Inhibitory effect of vitamin E on proinflammatory cytokines-and endotoxin-induced nitric oxide release in alveolar macrophages

Nitric oxide is thought to be an important modulator of various functions in normal and inflamed airways. In the present study, we evaluated the effects of high vitamin E (250 mg and 1250 mg α-tocopheryl acetate (TA)/kg diet/10 days) on nitric oxide (NO) release by alveolar macrophages (AMs) in response to lipopolysaccharide (LPS), interleukin-1β (IL-1β) and tumor necrosis factor (TNF-α).
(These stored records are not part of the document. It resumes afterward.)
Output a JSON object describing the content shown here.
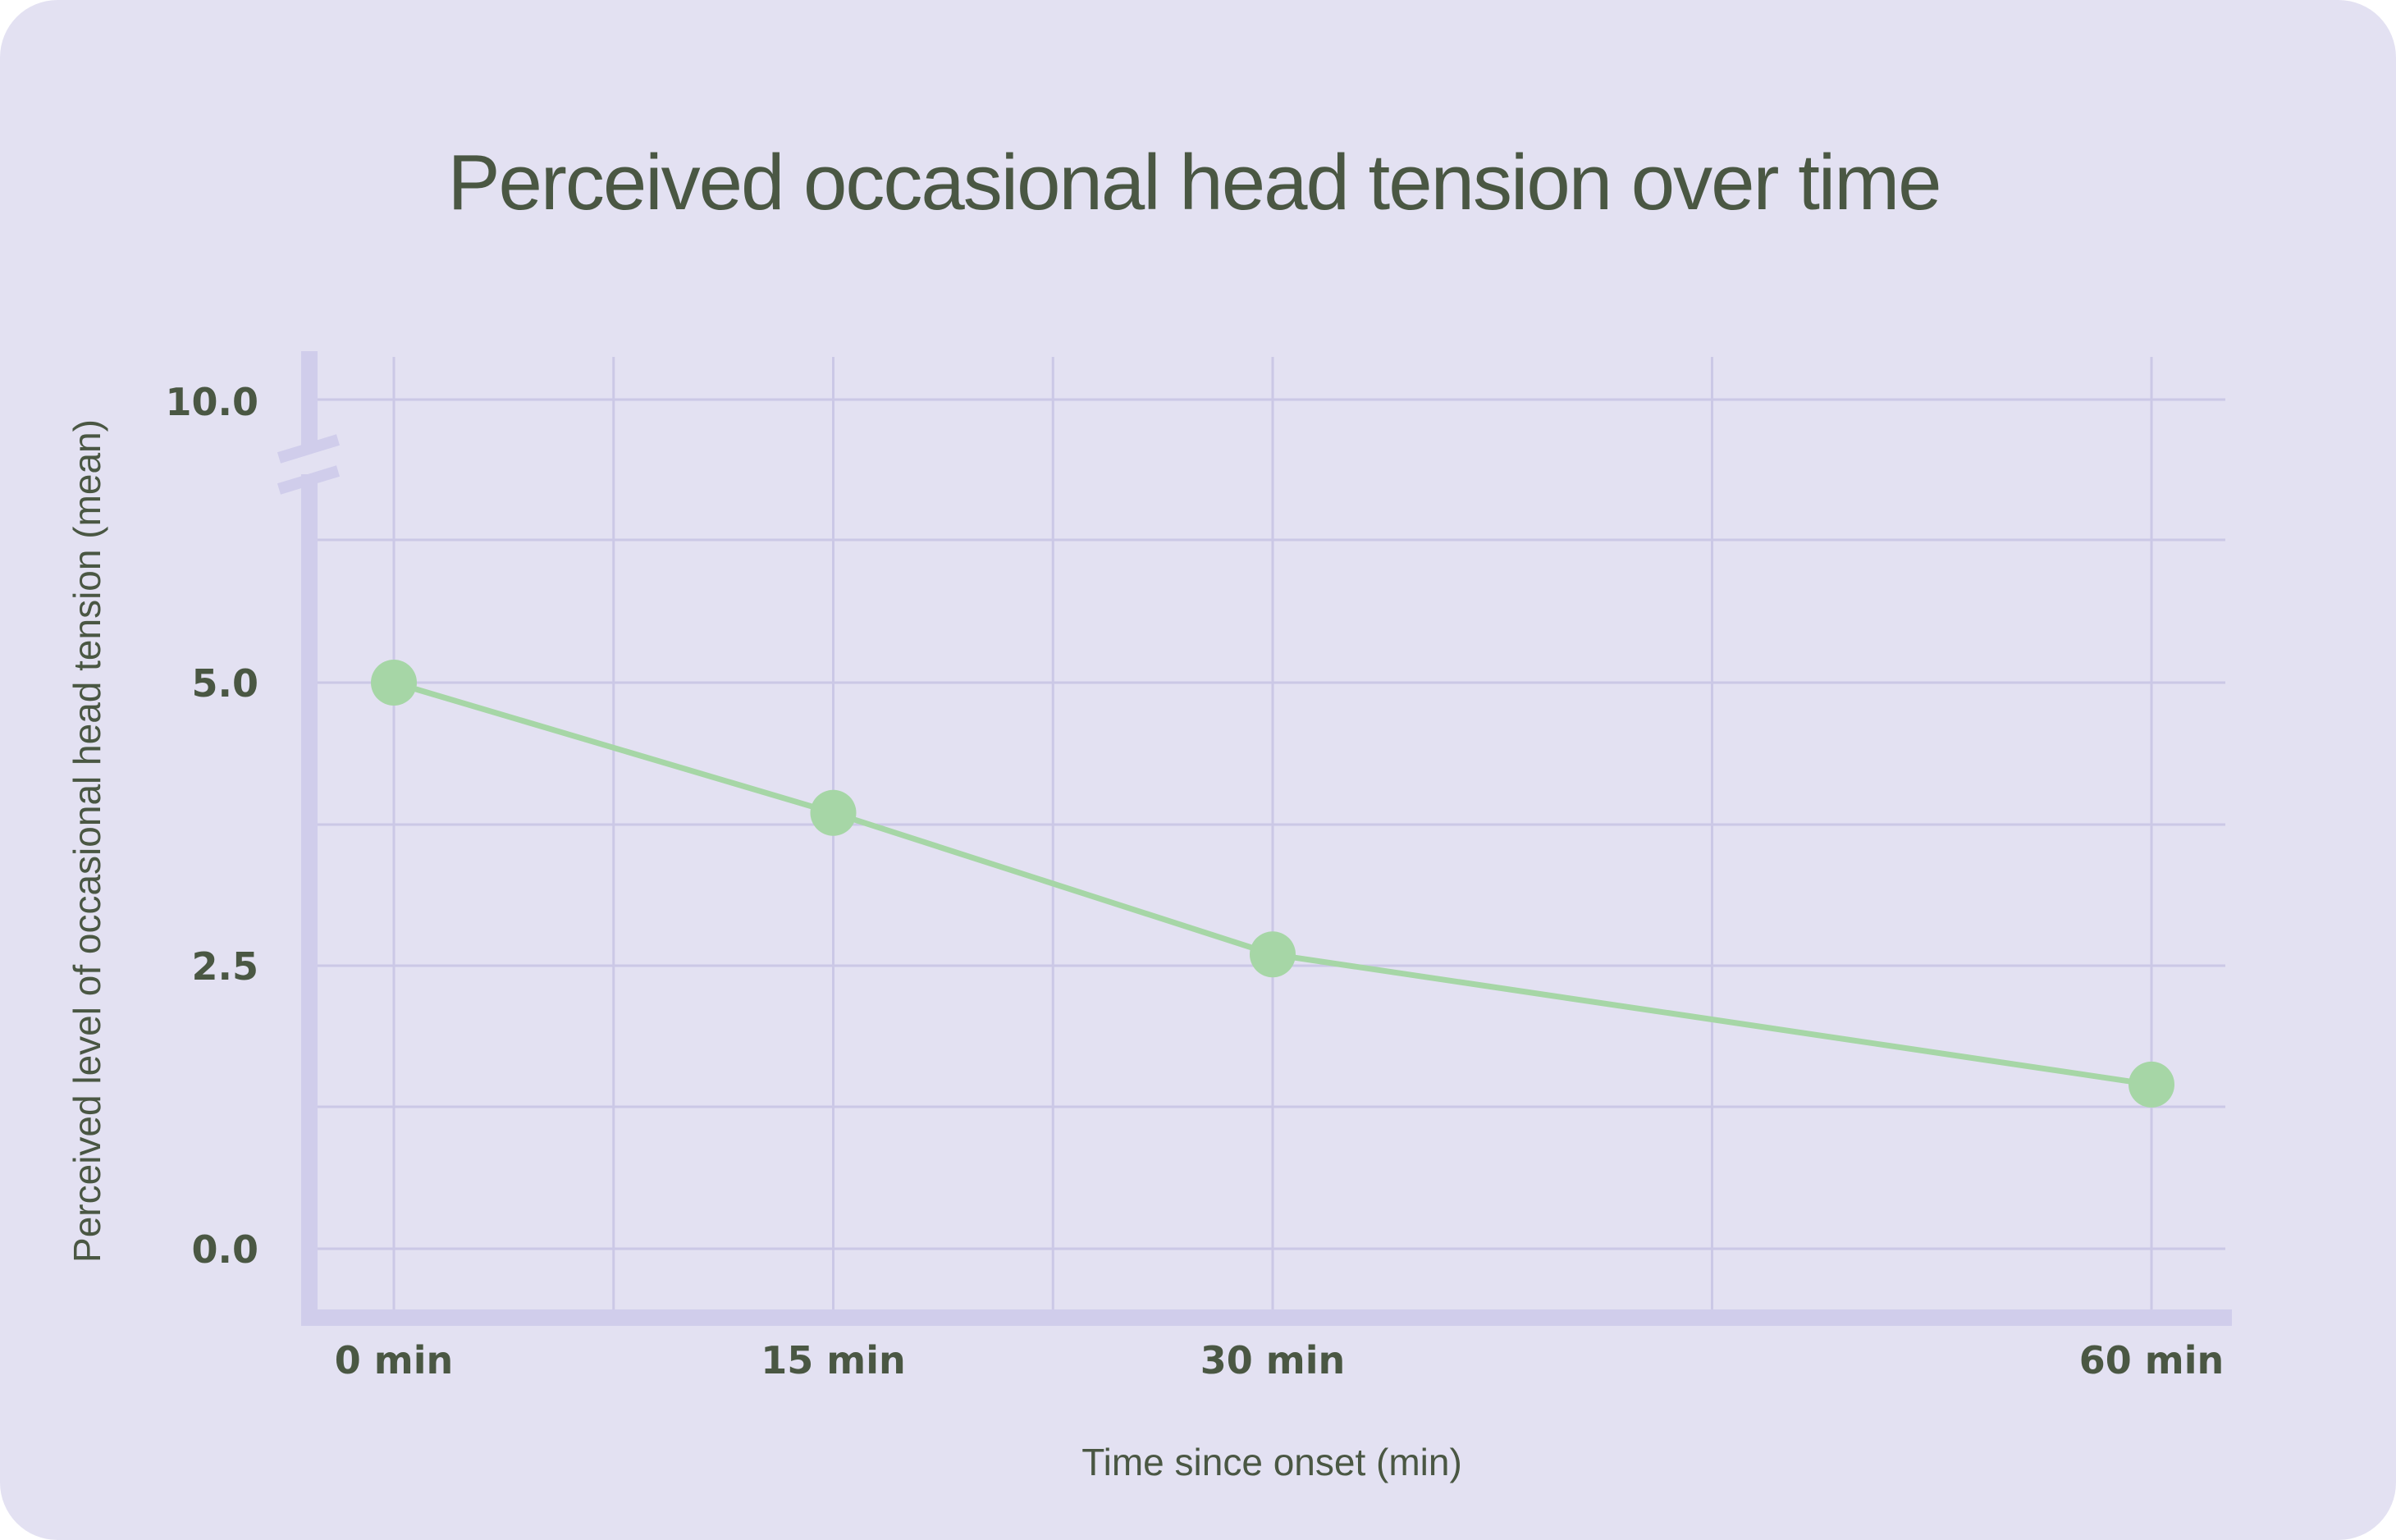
{
  "chart_data": {
    "type": "line",
    "title": "Perceived occasional head tension over time",
    "xlabel": "Time since onset (min)",
    "ylabel": "Perceived level of occasional head tension  (mean)",
    "x": [
      0,
      15,
      30,
      60
    ],
    "x_tick_labels": [
      "0 min",
      "15 min",
      "30 min",
      "60 min"
    ],
    "y_tick_labels": [
      "0.0",
      "2.5",
      "5.0",
      "10.0"
    ],
    "series": [
      {
        "values": [
          5.0,
          3.85,
          2.6,
          1.45
        ]
      }
    ],
    "xlim": [
      0,
      60
    ],
    "ylim": [
      0,
      5
    ],
    "y_axis_break": true,
    "grid": true,
    "colors": {
      "background": "#e3e1f2",
      "grid": "#cbc8e6",
      "axis": "#d0cdeb",
      "line": "#a6d6a6",
      "text": "#4a5743"
    }
  }
}
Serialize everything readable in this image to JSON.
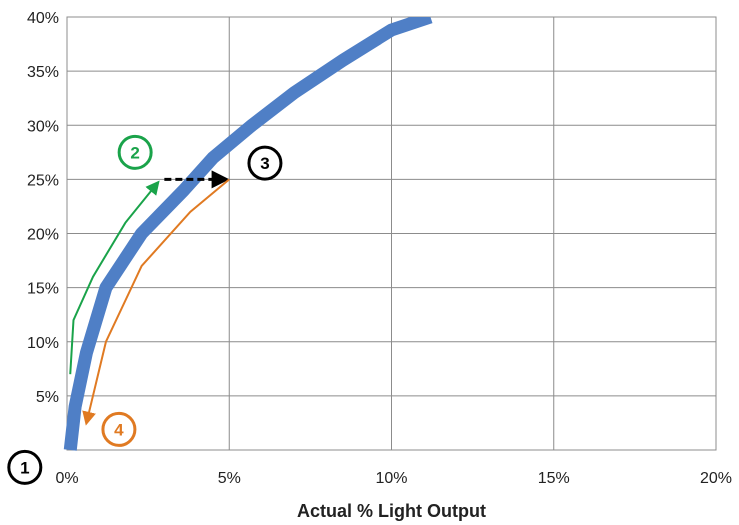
{
  "chart_data": {
    "type": "line",
    "title": "",
    "xlabel": "Actual % Light Output",
    "ylabel": "",
    "xlim": [
      0,
      20
    ],
    "ylim": [
      0,
      40
    ],
    "x_ticks": [
      "0%",
      "5%",
      "10%",
      "15%",
      "20%"
    ],
    "y_ticks": [
      "5%",
      "10%",
      "15%",
      "20%",
      "25%",
      "30%",
      "35%",
      "40%"
    ],
    "grid": true,
    "legend": "none",
    "series": [
      {
        "name": "",
        "color": "#4f7fc6",
        "points": [
          [
            0.1,
            0
          ],
          [
            0.25,
            4
          ],
          [
            0.6,
            9
          ],
          [
            1.2,
            15
          ],
          [
            2.3,
            20
          ],
          [
            3.6,
            24
          ],
          [
            4.5,
            27
          ],
          [
            5.7,
            30
          ],
          [
            7.0,
            33
          ],
          [
            8.5,
            36
          ],
          [
            10.0,
            38.8
          ],
          [
            11.2,
            40
          ]
        ]
      }
    ],
    "annotations": {
      "arrows": [
        {
          "name": "green-arrow",
          "color": "#1aa34a",
          "style": "solid",
          "points": [
            [
              0.1,
              7
            ],
            [
              0.2,
              12
            ],
            [
              0.8,
              16
            ],
            [
              1.8,
              21
            ],
            [
              2.8,
              24.7
            ]
          ]
        },
        {
          "name": "black-dashed-arrow",
          "color": "#000000",
          "style": "dashed",
          "points": [
            [
              3.0,
              25
            ],
            [
              4.9,
              25
            ]
          ]
        },
        {
          "name": "orange-arrow",
          "color": "#e07a22",
          "style": "solid",
          "points": [
            [
              5.0,
              25
            ],
            [
              3.8,
              22
            ],
            [
              2.3,
              17
            ],
            [
              1.2,
              10
            ],
            [
              0.6,
              2.5
            ]
          ]
        }
      ],
      "markers": [
        {
          "label": "1",
          "color": "#000000",
          "x": -1.3,
          "y": -1.6
        },
        {
          "label": "2",
          "color": "#1aa34a",
          "x": 2.1,
          "y": 27.5
        },
        {
          "label": "3",
          "color": "#000000",
          "x": 6.1,
          "y": 26.5
        },
        {
          "label": "4",
          "color": "#e07a22",
          "x": 1.6,
          "y": 1.9
        }
      ]
    }
  }
}
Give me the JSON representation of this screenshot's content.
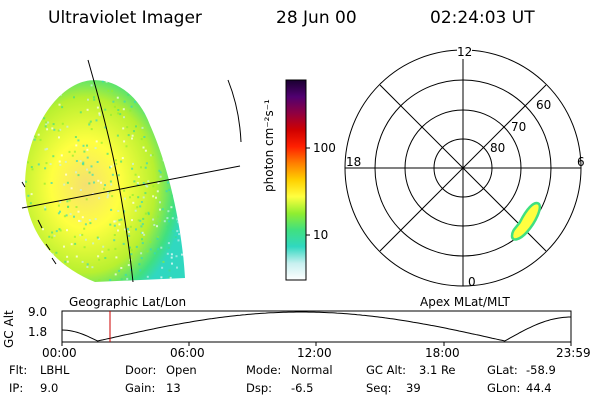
{
  "header": {
    "instrument": "Ultraviolet Imager",
    "date": "28 Jun 00",
    "time": "02:24:03 UT"
  },
  "left_panel": {
    "label": "Geographic Lat/Lon"
  },
  "right_panel": {
    "label": "Apex MLat/MLT",
    "mlt_labels": {
      "top": "12",
      "left": "18",
      "right": "6",
      "bottom": "0"
    },
    "lat_labels": [
      "60",
      "70",
      "80"
    ]
  },
  "colorbar": {
    "unit": "photon cm⁻²s⁻¹",
    "ticks": [
      "100",
      "10"
    ],
    "colors": [
      "#ffffff",
      "#c8f0f0",
      "#30d8c0",
      "#40e080",
      "#90ee30",
      "#ffff40",
      "#ffd000",
      "#ff8000",
      "#ff2000",
      "#d00000",
      "#900040",
      "#500070",
      "#1a0030"
    ]
  },
  "timeline": {
    "axis_label": "GC Alt",
    "y_ticks": [
      "9.0",
      "1.8"
    ],
    "x_ticks": [
      "00:00",
      "06:00",
      "12:00",
      "18:00",
      "23:59"
    ],
    "current_marker_color": "#cc0000"
  },
  "status": {
    "flt_label": "Flt:",
    "flt_value": "LBHL",
    "door_label": "Door:",
    "door_value": "Open",
    "mode_label": "Mode:",
    "mode_value": "Normal",
    "gcalt_label": "GC Alt:",
    "gcalt_value": "3.1 Re",
    "glat_label": "GLat:",
    "glat_value": "-58.9",
    "ip_label": "IP:",
    "ip_value": "9.0",
    "gain_label": "Gain:",
    "gain_value": "13",
    "dsp_label": "Dsp:",
    "dsp_value": "-6.5",
    "seq_label": "Seq:",
    "seq_value": "39",
    "glon_label": "GLon:",
    "glon_value": "44.4"
  }
}
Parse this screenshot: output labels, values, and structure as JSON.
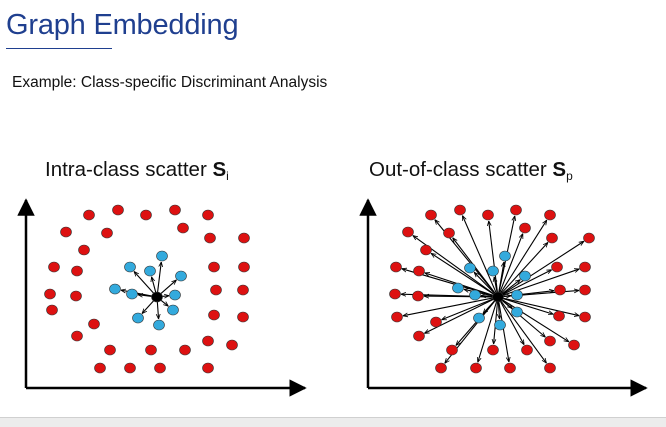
{
  "slide": {
    "title": "Graph Embedding",
    "subtitle": "Example: Class-specific Discriminant Analysis"
  },
  "panels": [
    {
      "title_text": "Intra-class scatter ",
      "title_symbol": "S",
      "title_subscript": "i",
      "connections": "center-to-blue"
    },
    {
      "title_text": "Out-of-class scatter ",
      "title_symbol": "S",
      "title_subscript": "p",
      "connections": "center-to-all"
    }
  ],
  "colors": {
    "title": "#1f3f8f",
    "class_point": "#33aadd",
    "other_point": "#dd1111",
    "center_point": "#000000"
  }
}
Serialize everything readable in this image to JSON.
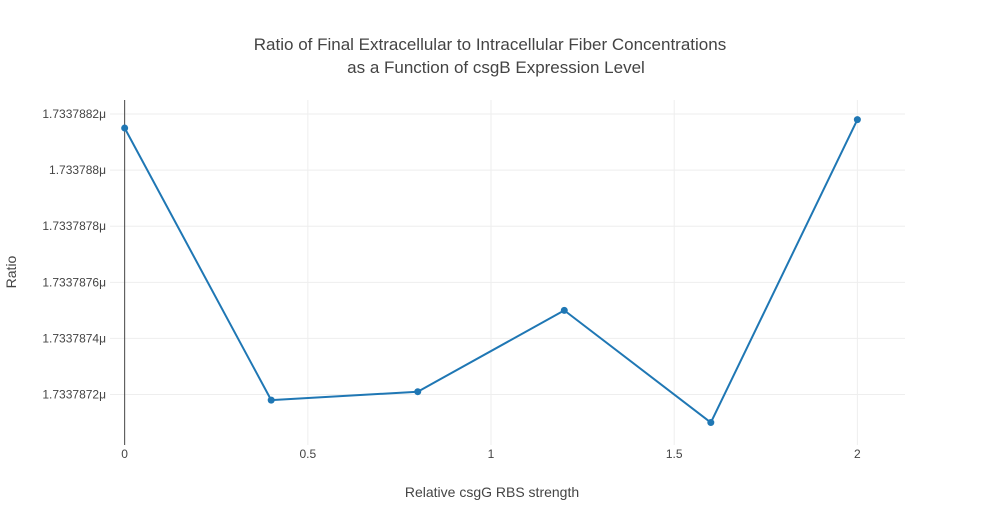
{
  "chart_data": {
    "type": "line",
    "title_lines": [
      "Ratio of Final Extracellular to Intracellular Fiber Concentrations",
      "as a Function of csgB Expression Level"
    ],
    "xlabel": "Relative csgG RBS strength",
    "ylabel": "Ratio",
    "x_ticks": [
      {
        "value": 0,
        "label": "0"
      },
      {
        "value": 0.5,
        "label": "0.5"
      },
      {
        "value": 1,
        "label": "1"
      },
      {
        "value": 1.5,
        "label": "1.5"
      },
      {
        "value": 2,
        "label": "2"
      }
    ],
    "y_ticks": [
      {
        "value": 1.7337872,
        "label": "1.7337872μ"
      },
      {
        "value": 1.7337874,
        "label": "1.7337874μ"
      },
      {
        "value": 1.7337876,
        "label": "1.7337876μ"
      },
      {
        "value": 1.7337878,
        "label": "1.7337878μ"
      },
      {
        "value": 1.733788,
        "label": "1.733788μ"
      },
      {
        "value": 1.7337882,
        "label": "1.7337882μ"
      }
    ],
    "xlim": [
      -0.04,
      2.13
    ],
    "ylim": [
      1.73378702,
      1.73378825
    ],
    "grid": true,
    "series": [
      {
        "color": "#1f77b4",
        "x": [
          0,
          0.4,
          0.8,
          1.2,
          1.6,
          2
        ],
        "y": [
          1.73378815,
          1.73378718,
          1.73378721,
          1.7337875,
          1.7337871,
          1.73378818
        ]
      }
    ]
  }
}
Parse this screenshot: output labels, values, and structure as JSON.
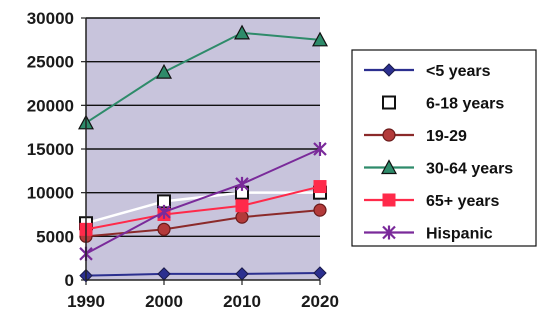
{
  "chart_data": {
    "type": "line",
    "title": "",
    "xlabel": "",
    "ylabel": "",
    "x": [
      "1990",
      "2000",
      "2010",
      "2020"
    ],
    "ylim": [
      0,
      30000
    ],
    "yticks": [
      "0",
      "5000",
      "10000",
      "15000",
      "20000",
      "25000",
      "30000"
    ],
    "grid": "horizontal",
    "legend_position": "right",
    "plot_background": "#c8c4dc",
    "series": [
      {
        "name": "<5 years",
        "values": [
          500,
          700,
          700,
          800
        ],
        "color": "#2b2f8f",
        "marker": "diamond"
      },
      {
        "name": "6-18 years",
        "values": [
          6500,
          9000,
          10000,
          10000
        ],
        "color": "#ffffff",
        "marker": "square-open"
      },
      {
        "name": "19-29",
        "values": [
          5000,
          5800,
          7200,
          8000
        ],
        "color": "#8b2a2a",
        "marker": "circle"
      },
      {
        "name": "30-64 years",
        "values": [
          18000,
          23800,
          28300,
          27500
        ],
        "color": "#2e8b6a",
        "marker": "triangle"
      },
      {
        "name": "65+ years",
        "values": [
          5800,
          7500,
          8500,
          10700
        ],
        "color": "#ff2a4a",
        "marker": "square"
      },
      {
        "name": "Hispanic",
        "values": [
          3000,
          7800,
          11000,
          15000
        ],
        "color": "#7a2a9a",
        "marker": "star"
      }
    ]
  }
}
LPS and IL-1β treatment (1-10 μg/ml) enhanced NO release in AMs from control animals fed on 50 mg vitamin E/kg diet in a concentration dependent manner. However, this enhancement of NO was attenuated in the AMs of animals fed with 250 mg or 1250 mg vitamin E/kg diet. TNF-α had no effect in eliciting the release of NO in AMs obtained either from control or from hyper vitamin E fed animals. Further, LPS (1-10 μg/ml) enhanced the inducible nitric oxide synthase (iNOS) activity of AMs of control group and TA-fed animals almost to equal extent. Similarly, LPS-induced formation of N-nitrosamine (N-nitroso-L-[14C]-proline) in AMs of control and TA-supplemented animals were not different statistically. On the other hand, in vitro addition of vitamin E (200 μM) in AMs of control animals, when triggered with 10 μg LPS/ml, caused a significant decrease in N-nitroso-L-[14C]-proline formation. It seems that high doses of TA in diet may play a role in reducing the lipopolysaccharide and proinflammatory cytokines-induced NO-mediated damage by AMs.